For anyone to imply that we haven’t researched our reporting is just wrong. Trust me, I’ve read plenty of reporting that was done half-way. That was not the case.
Second, and most important, I want to reiterate the purpose for a media organization like us – one that is proud to represent our community – reporting on such an unsettling story.
We have one goal, and one goal only. We want the problems at Waltrip addressed. We want the school to improve. We want the administration to be candid with the parents. And we want our students to walk into school without an ounce of fear. They deserve that, and every single one of us should want that.
Sure, we could sweep the negativity under the gym bleachers, but that doesn’t help the problem.
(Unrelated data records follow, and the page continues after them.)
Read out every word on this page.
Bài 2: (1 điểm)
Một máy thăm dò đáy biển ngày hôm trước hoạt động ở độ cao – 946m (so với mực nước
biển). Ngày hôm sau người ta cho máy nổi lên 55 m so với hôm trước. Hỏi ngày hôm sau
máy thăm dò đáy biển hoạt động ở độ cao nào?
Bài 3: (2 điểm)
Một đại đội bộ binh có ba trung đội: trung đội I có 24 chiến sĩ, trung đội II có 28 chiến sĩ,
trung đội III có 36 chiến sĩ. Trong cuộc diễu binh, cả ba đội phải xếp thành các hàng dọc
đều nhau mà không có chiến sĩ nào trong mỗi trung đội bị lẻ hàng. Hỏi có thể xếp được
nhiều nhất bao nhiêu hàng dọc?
Here’s what I can guarantee: Regardless of HISD’s transparency with us, there are conversations happening inside the halls of Waltrip and HISD’s administrative office. We know for a fact Santos is asking for answers. We’re pretty sure teachers and administrators at Waltrip have security top of mind. And we know parents and their children are having conversations about personal safety in light of the discontent at the school.
In a year from now – maybe at the start of next semester – all of this will be forgotten. But today, right now, it is important that we’re aware. It’s important that something change. And if some of our readers are mad at us, and question our judgment, we’ll take that a thousand times over if Waltrip High School improves.